Sao Paulo | EGINDO.co – Sekelompok pesepakbola Brasil yang berbasis di Ukraina meminta pemerintah mereka untuk diselamatkan menyusul serangan Rusia di negara tuan rumah mereka pada Kamis (24 Februari).
“Semua teman dan keluarga kami, situasinya serius dan kami adalah tahanan di Kyiv menunggu solusi untuk keluar,” kata Junior Moraes, pemain Shakhtar Donetsk yang merupakan naturalisasi Ukraina, di Instagram.
“Kami berada di sebuah hotel. Doakan kami.”
Dalam sebuah video yang direkam di sebuah hotel di mana sekitar selusin pemain berkumpul dengan istri dan anak-anak, anggota kelompok tersebut meminta pihak berwenang Brasil untuk datang dan menyelamatkan mereka.
“Kami benar-benar merasa ditinggalkan karena kami tidak tahu harus berbuat apa,” kata salah satu wanita itu. “Kami tidak tahu bagaimana menyelesaikan situasi ini.”
Kementerian luar negeri Brasil kemudian mengatakan kedutaan di Kyiv “terbuka dan berdedikasi … untuk melindungi hampir 500 warga negara Brasil di Ukraina.”

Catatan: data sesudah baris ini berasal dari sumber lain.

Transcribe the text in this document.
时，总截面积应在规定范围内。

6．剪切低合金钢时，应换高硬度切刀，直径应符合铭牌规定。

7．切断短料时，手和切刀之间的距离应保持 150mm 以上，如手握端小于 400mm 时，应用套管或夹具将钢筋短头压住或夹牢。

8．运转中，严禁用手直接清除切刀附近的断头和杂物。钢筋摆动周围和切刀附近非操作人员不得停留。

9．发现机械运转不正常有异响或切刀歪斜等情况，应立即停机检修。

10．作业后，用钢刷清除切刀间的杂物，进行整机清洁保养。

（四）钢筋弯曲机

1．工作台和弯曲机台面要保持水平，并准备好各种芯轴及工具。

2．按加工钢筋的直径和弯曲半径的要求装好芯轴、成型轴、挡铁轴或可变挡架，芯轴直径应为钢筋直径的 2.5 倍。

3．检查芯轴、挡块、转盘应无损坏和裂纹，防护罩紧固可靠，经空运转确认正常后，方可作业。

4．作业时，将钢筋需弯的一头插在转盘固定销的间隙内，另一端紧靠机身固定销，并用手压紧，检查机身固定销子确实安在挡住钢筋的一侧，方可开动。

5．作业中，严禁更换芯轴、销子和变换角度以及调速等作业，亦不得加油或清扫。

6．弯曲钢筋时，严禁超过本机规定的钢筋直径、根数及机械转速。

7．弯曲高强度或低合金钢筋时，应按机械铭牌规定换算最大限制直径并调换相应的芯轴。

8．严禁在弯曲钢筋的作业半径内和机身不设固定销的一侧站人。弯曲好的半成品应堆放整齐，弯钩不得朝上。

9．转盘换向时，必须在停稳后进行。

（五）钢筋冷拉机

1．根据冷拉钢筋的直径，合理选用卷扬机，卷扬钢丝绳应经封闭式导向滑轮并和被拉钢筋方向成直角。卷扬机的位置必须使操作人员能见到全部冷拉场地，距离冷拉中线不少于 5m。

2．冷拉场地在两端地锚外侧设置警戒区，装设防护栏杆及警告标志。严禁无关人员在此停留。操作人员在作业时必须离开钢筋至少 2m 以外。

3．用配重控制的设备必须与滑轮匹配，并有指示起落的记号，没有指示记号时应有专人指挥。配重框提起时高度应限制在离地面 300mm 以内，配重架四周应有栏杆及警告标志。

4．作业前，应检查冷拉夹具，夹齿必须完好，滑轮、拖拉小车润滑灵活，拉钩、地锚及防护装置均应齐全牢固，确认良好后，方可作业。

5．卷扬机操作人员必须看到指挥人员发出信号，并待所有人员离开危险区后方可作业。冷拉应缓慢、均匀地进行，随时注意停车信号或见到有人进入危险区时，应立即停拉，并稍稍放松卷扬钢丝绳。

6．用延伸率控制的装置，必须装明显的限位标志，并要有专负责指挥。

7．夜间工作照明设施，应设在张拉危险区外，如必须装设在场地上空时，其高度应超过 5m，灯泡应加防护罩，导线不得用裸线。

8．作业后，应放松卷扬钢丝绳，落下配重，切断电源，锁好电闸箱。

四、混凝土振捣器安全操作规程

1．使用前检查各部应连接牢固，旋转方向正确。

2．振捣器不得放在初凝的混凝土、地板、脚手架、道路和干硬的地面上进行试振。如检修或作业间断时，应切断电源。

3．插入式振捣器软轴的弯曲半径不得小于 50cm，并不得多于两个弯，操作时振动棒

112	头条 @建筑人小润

Tanpa merujuk pada individu atau kelompok mana pun, pihaknya mendesak warga Brasil untuk tetap berhubungan setiap hari dengan kedutaan dan mengatakan mereka yang berada di timur negara itu harus pindah ke ibu kota Kyiv jika aman untuk melakukannya.
Anggota kelompok mengatakan mereka telah berkumpul di hotel untuk bertemu dan mendiskusikan bagaimana keluar dari kesulitan mereka.
“Ada kekurangan bahan bakar di kota, perbatasan ditutup, ruang udara ditutup, kami tidak bisa keluar,” kata salah satu pria.
Sebagian besar pemain bermain dengan klub Shakhtar Donetsk, yang berbasis di timur negara itu.
Shakhtar memiliki lebih dari selusin pemain Brasil dalam skuad mereka, sementara Dynamo Kviv juga memiliki satu pemain Brasil terakhir di buku mereka. Tidak ada jawaban segera dari Shakhtar ke Reuters email permintaan untuk komentar. Dynamo Kyiv tidak dapat segera dihubungi untuk dimintai komentar.
Pasukan Rusia menyerbu Ukraina pada hari Kamis dalam serangan massal melalui darat, laut dan udara, serangan terbesar oleh satu negara terhadap negara lain di Eropa sejak Perang Dunia Kedua.